WHILE the goods and services tax (GST) will not be implemented this year, it does not mean that there is no possibility of reintroducing it, says Deputy Finance Minister Datuk Seri Ahmad Maslan.

“Putrajaya plans to implement progressive taxes such as the luxury goods tax, the capital gains tax on the disposal of unlisted shares and vape tax.

“GST can be a progressive tax in future by having zero-rated goods and services typically used by the needy.

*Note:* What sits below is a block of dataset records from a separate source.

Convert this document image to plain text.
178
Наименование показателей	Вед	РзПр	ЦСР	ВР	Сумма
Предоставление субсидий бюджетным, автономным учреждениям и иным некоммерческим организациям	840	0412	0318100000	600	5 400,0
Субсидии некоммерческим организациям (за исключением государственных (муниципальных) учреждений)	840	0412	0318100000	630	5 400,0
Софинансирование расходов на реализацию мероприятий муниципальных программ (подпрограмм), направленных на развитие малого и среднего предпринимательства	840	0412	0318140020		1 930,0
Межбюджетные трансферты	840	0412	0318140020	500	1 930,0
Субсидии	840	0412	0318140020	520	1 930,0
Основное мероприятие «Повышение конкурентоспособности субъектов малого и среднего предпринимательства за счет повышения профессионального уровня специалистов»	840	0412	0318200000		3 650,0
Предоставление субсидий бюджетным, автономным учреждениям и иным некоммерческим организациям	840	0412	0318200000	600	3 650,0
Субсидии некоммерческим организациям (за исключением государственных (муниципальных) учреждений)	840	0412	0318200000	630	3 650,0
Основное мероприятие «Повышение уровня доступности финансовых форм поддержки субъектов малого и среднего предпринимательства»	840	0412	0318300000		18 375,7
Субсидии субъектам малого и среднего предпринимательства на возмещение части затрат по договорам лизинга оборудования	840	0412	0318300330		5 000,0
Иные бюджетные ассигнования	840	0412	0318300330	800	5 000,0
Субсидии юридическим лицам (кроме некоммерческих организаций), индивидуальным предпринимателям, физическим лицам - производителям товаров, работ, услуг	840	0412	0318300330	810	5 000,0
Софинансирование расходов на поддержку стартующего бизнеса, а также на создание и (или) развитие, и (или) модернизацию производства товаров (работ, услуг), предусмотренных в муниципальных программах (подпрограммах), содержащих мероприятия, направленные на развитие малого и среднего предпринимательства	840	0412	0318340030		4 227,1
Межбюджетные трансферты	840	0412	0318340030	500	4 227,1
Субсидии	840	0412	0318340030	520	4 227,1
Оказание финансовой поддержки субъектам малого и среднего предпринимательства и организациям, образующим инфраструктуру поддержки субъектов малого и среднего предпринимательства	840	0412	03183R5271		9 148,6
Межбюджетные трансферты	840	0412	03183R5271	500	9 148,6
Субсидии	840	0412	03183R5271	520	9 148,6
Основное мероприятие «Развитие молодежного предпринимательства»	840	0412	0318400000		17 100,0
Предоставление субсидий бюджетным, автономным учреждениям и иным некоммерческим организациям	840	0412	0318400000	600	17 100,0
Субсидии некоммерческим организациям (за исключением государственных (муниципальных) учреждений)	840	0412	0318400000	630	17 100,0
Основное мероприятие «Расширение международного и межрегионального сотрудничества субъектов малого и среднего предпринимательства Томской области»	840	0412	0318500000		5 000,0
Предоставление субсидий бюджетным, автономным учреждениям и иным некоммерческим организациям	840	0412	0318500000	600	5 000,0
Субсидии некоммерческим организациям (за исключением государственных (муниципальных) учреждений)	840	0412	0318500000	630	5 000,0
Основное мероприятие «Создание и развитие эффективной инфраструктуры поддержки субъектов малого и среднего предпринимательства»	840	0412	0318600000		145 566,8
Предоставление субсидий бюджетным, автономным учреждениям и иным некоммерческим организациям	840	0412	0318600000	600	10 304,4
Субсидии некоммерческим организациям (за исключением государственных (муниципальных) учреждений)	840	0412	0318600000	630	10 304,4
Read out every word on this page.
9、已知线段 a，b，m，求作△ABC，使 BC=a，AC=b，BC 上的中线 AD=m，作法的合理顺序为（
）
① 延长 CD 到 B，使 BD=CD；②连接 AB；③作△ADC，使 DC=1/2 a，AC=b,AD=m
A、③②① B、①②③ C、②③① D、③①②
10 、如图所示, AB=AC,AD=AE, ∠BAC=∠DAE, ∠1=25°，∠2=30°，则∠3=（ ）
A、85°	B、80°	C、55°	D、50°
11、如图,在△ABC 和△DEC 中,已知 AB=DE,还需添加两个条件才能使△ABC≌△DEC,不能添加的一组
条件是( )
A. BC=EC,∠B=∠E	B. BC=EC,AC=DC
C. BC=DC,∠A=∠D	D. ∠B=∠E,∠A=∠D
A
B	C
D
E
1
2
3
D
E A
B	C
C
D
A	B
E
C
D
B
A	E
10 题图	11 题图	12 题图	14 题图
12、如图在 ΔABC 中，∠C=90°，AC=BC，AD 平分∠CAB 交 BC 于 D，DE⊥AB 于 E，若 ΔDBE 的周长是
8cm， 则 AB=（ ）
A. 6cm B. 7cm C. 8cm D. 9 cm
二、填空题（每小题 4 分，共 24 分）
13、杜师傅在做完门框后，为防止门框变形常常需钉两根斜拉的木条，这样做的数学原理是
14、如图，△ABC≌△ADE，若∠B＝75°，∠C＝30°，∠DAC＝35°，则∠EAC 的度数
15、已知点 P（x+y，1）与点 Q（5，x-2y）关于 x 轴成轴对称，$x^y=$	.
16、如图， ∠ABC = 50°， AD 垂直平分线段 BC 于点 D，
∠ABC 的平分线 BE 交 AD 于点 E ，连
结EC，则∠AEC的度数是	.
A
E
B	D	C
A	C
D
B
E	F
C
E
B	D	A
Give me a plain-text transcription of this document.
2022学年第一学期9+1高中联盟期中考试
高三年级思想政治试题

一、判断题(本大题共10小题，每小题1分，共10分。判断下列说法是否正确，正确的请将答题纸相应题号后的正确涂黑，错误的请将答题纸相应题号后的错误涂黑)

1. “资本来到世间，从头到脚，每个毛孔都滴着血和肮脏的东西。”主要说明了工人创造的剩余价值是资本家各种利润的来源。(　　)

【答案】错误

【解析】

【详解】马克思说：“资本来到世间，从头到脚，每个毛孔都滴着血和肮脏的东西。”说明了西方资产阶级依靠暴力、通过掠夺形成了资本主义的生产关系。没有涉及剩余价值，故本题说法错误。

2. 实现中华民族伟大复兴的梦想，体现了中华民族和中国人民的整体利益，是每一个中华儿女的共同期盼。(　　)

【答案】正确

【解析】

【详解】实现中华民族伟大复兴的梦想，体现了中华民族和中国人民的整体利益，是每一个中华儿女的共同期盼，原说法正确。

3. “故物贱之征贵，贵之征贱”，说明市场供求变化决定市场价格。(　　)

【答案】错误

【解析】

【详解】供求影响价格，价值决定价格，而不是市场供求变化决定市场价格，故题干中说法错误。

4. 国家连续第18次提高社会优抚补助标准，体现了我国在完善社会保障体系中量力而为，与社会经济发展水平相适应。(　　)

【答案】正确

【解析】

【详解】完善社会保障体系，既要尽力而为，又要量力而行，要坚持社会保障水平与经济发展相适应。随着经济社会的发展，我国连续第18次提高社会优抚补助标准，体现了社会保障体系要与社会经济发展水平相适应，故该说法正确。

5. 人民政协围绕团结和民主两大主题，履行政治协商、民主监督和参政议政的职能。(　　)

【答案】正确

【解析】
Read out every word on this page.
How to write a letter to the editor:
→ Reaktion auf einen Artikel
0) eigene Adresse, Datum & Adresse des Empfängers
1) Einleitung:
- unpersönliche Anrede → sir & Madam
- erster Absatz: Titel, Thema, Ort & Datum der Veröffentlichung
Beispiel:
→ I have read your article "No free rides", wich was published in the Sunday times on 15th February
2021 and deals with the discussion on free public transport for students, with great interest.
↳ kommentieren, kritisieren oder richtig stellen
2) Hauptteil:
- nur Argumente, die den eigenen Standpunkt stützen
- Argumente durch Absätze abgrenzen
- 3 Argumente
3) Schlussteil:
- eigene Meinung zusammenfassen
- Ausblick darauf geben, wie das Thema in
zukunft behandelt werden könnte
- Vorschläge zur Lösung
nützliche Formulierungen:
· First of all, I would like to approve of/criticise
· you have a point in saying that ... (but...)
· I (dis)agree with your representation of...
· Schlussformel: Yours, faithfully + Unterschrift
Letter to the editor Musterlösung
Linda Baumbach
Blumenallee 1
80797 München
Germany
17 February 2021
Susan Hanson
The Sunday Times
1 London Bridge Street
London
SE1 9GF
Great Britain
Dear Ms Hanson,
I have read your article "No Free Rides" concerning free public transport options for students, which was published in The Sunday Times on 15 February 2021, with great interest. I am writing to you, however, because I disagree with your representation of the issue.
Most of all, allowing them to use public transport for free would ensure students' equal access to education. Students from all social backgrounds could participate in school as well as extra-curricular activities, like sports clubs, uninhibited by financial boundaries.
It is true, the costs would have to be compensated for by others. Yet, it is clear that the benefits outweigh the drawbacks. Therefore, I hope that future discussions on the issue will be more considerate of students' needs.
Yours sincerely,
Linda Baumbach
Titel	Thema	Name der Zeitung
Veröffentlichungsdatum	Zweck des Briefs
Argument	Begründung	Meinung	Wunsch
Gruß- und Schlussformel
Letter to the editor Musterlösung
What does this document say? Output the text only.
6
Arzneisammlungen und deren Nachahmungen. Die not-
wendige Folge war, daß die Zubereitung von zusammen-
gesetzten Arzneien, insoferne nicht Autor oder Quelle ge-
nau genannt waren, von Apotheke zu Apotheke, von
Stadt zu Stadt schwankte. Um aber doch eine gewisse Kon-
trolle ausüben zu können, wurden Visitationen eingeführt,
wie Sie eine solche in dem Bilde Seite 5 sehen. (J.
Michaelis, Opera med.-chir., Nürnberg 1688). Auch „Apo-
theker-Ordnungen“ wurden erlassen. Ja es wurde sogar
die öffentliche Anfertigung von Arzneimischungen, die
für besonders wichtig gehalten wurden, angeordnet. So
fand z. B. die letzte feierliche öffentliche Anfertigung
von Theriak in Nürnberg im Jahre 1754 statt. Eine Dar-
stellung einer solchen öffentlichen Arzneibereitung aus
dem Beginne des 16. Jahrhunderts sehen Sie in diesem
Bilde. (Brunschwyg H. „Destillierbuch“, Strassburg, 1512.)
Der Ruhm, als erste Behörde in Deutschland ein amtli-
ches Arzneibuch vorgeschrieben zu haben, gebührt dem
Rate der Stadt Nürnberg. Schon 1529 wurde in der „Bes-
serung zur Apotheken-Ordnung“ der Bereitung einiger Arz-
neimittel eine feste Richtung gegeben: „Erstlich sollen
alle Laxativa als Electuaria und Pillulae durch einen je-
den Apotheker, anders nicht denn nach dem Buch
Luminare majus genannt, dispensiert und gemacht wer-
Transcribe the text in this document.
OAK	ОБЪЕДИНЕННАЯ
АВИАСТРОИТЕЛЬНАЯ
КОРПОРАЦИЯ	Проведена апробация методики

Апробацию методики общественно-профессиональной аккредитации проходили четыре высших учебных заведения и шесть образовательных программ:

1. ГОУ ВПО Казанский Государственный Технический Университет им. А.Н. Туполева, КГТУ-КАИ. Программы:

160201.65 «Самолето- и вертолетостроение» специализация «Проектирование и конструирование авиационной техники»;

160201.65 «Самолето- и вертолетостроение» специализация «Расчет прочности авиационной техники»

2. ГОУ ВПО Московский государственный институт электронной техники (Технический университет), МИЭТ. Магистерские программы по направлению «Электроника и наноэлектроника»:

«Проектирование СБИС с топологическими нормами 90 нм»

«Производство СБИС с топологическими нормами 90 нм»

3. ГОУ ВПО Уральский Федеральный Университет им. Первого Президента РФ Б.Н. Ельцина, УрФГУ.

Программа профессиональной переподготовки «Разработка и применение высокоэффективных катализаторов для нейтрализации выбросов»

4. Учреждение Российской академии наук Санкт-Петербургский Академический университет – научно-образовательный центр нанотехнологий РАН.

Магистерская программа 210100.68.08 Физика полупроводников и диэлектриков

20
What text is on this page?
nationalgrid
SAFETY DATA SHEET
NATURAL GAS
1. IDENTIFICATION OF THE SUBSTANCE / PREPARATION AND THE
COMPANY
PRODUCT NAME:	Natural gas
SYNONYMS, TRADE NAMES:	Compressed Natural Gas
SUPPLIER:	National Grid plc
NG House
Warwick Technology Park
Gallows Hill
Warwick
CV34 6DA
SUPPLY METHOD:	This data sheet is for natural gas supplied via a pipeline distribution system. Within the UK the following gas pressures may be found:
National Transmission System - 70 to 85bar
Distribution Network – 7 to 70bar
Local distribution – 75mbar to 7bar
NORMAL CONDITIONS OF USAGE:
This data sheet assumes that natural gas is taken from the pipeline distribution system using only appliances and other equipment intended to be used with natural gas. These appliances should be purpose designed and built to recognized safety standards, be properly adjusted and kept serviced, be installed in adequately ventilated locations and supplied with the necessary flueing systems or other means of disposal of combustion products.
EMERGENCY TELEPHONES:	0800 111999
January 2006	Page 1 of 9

“If GST is reintroduced, Malaysia’s taxation system will be progressive, where the wealthy will contribute more to taxes, or at the very least, we will have a proportional taxation system where each group bears the same tax rate according to their respective abilities,” Ahmad said during Question Time yesterday in response to a question by RSN Rayer (PH-Jelutong).

If GST is reintroduced, Ahmad said the government could have an extra RM25bil in revenue this year compared to the current sales and services tax (SST).

“The average annual amount collected under SST was RM25bil, while GST could deliver RM50bil.

“RM50bil minus RM25bil is RM25bil. That means under SST, we are short of RM25bil compared to GST,” he added.

According to Ahmad, GST can reduce the size of the “black economy”, which is estimated at about 30% of gross domestic product (GDP).

The black economy comprises those who evade taxes or do not pay the appropriate amount of tax.

“GST could reduce the black economy by 20% out of the 30% of GDP,” said Ahmad.

Nevertheless, the Inland Revenue Board is using e-invoicing as one of the methods to curb the black economy.

“This initiative is where electronic invoices were introduced to micro, small and medium enterprises, companies and other trades.

“We hope that with the use of e-invoicing, we can increase our revenue and reduce the black economy before a decision is made on GST,” Ahmad said in reply to a supplementary question by Abdul Latiff Abdul Rahman (PN-Kuala Krai), who asked about the government’s measures to reduce its fiscal deficit in the absence of GST.

Earlier, Ahmad revealed that 174 out of 193 countries in the world had implemented consumption taxes such as GST or value-added tax (VAT).

“More than 90% of the countries in the world implemented GST or VAT, and surely, they can’t be wrong,” he said.

According to him, when GST was implemented, Malaysia collected taxes amounting to RM37.9bil in 2015, RM59.3bil in 2016, RM67bil in 2017 and RM36.7bil in 2018, before it was abolished on June 1 that year.

“After deducting GST refunds of around RM67.8bil, GST’s nett revenue was RM133.1bil over three years,” he added.

“The nett revenue from GST for 2015, 2016, 2017 and 2018 was RM27.3bil, RM41.2bil, RM44.3bil, and RM20.2bil, respectively.”